The effects of CRL 40 910 on heart rate and vertebral flow are antagonized by propranolol at 1 mg / kg
IV; on the other hand, the increase in femoral flow is not totally inhibited.

 CRL 40 910 has been shown to be active as a peripheral vasodilator at a dose of 2 capsules per day dosed at 5 or 10 mg per os in the human clinic.

- CRL 41 092
CRL 41 092 strongly increases femoral flow rates at a dose of 1 mg / kg, while a modest and dose-independent decrease in vertebral flow is observed.

 A magnification of the skin begins to appear at 10 mg / kg. The heart rate is not changed. Rectal and cutaneous temperatures decrease slightly.

 The effects of isoprenaline tested after the cumulative 39 mg / kg intraduodenal dose of CRL 41 092 are slightly decreased. At 3 mcg / kg of isoprenaline diastolic blood pressure increased from 144 mmHg to 48 mmHg instead of 142 miRg to 33 mmHg in control and the heart rate rose from 171 beats / min to 234 beats / min after CRL 41 092 instead from 180 beats / min to 265 beats / min.

 Hypertension with norepinephrine is moderately increased. At 2 mcg / kg norepinephrine, the systolic blood pressure went from 202 mmHg to 343 mmHg instead of 188 mmHg in control value.

 In conclusion, in the anesthetized dog administered intraduodenally, CRL 41 092 strongly increases the femoral flow rate from 1 mg / kg. There is a decrease in vertebral flow as well as rectal and cutaneous temperatures.

 The heart rate is not changed and the blood pressure tends to increase.
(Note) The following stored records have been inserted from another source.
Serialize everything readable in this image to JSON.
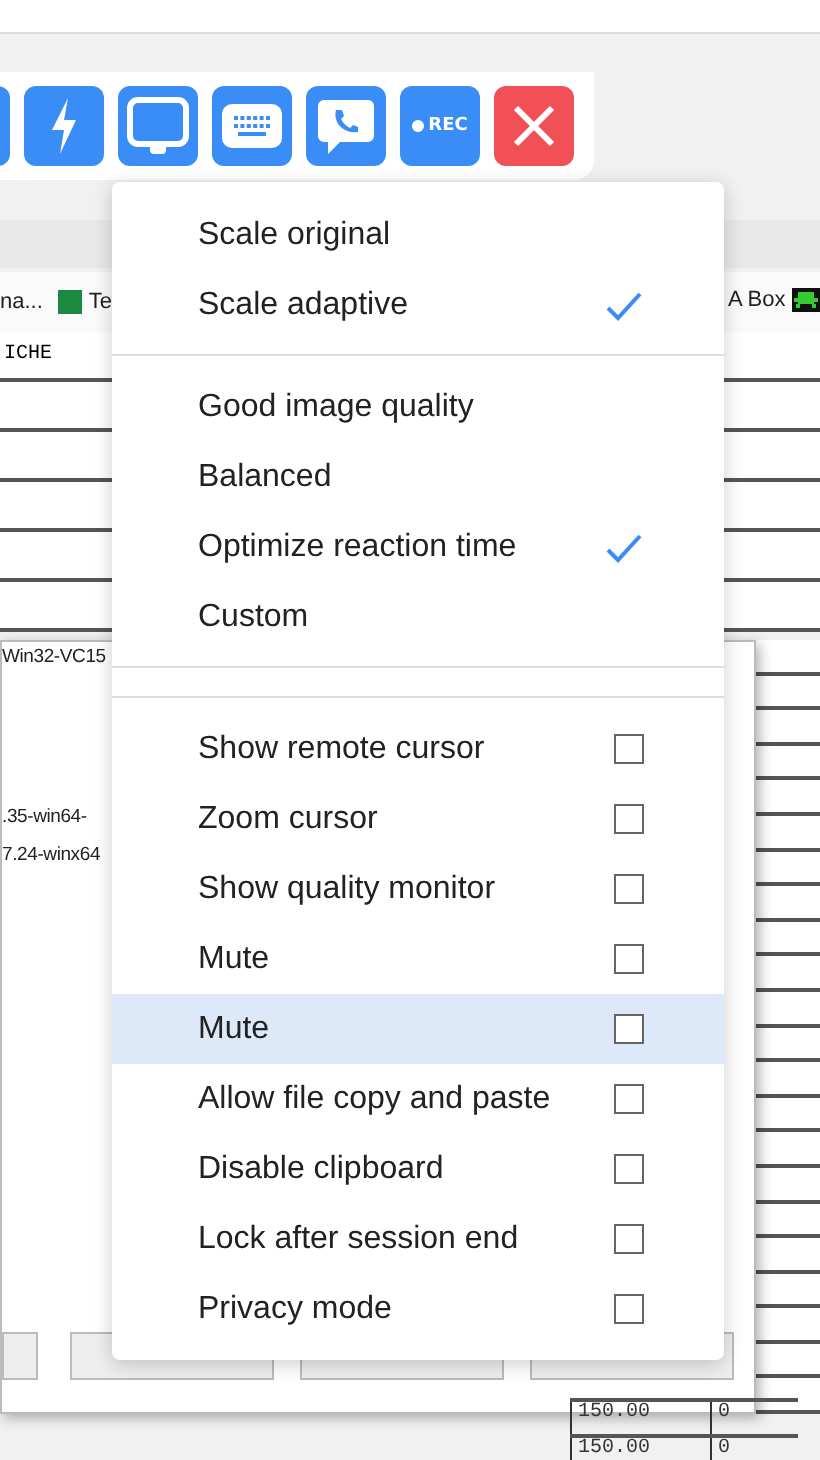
{
  "remote_screen": {
    "tabs": [
      {
        "label": "na...",
        "kind": "text"
      },
      {
        "label": "Te",
        "kind": "app"
      },
      {
        "label": "A Box",
        "kind": "text"
      }
    ],
    "table_cell": "ICHE",
    "dialog_lines": [
      "Win32-VC15",
      ".35-win64-",
      "7.24-winx64"
    ],
    "bottom_rows": [
      {
        "value": "150.00",
        "count": "0"
      },
      {
        "value": "150.00",
        "count": "0"
      }
    ]
  },
  "toolbar": {
    "buttons": [
      {
        "kind": "partial"
      },
      {
        "kind": "lightning"
      },
      {
        "kind": "display"
      },
      {
        "kind": "keyboard"
      },
      {
        "kind": "chat"
      },
      {
        "kind": "record",
        "label": "REC"
      },
      {
        "kind": "close"
      }
    ]
  },
  "menu": {
    "sections": [
      {
        "items": [
          {
            "label": "Scale original",
            "kind": "choice",
            "selected": false
          },
          {
            "label": "Scale adaptive",
            "kind": "choice",
            "selected": true
          }
        ]
      },
      {
        "items": [
          {
            "label": "Good image quality",
            "kind": "choice",
            "selected": false
          },
          {
            "label": "Balanced",
            "kind": "choice",
            "selected": false
          },
          {
            "label": "Optimize reaction time",
            "kind": "choice",
            "selected": true
          },
          {
            "label": "Custom",
            "kind": "choice",
            "selected": false
          }
        ]
      },
      {
        "items": [
          {
            "label": "Show remote cursor",
            "kind": "toggle",
            "checked": false,
            "highlighted": false
          },
          {
            "label": "Zoom cursor",
            "kind": "toggle",
            "checked": false,
            "highlighted": false
          },
          {
            "label": "Show quality monitor",
            "kind": "toggle",
            "checked": false,
            "highlighted": false
          },
          {
            "label": "Mute",
            "kind": "toggle",
            "checked": false,
            "highlighted": false
          },
          {
            "label": "Mute",
            "kind": "toggle",
            "checked": false,
            "highlighted": true
          },
          {
            "label": "Allow file copy and paste",
            "kind": "toggle",
            "checked": false,
            "highlighted": false
          },
          {
            "label": "Disable clipboard",
            "kind": "toggle",
            "checked": false,
            "highlighted": false
          },
          {
            "label": "Lock after session end",
            "kind": "toggle",
            "checked": false,
            "highlighted": false
          },
          {
            "label": "Privacy mode",
            "kind": "toggle",
            "checked": false,
            "highlighted": false
          }
        ]
      }
    ]
  }
}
 I1 is very slightly R I and ss 2; it increases the hyper- tension to norepinephrine. Propanolol, injected at the end of the test to a dog, decreases the heart rate; the femoral flow rate drops very slightly but remains above its control value.

 CRL 41 092 has been shown to be a sedative in human therapy at a dose of 2 capsules per day of 15 mg orally.

Claims (2)

 1. New derivatives of 2-phenyl morpholine characterized in that they are selected from  - (orthomethylphenyl) -2-tert-butyl-4-morpholine  - (paramethylphenyl) -2-tert-butyl-4-morpholine  - (metatrifluoromethyl) 2-phenyl-2-hydroxy-ethyl-4  morpholine and their addition salts.  2. Therapeutic composition characterized in that it contains, in combination with a physiologically acceptable excipient, at least one new derivative according to claim I.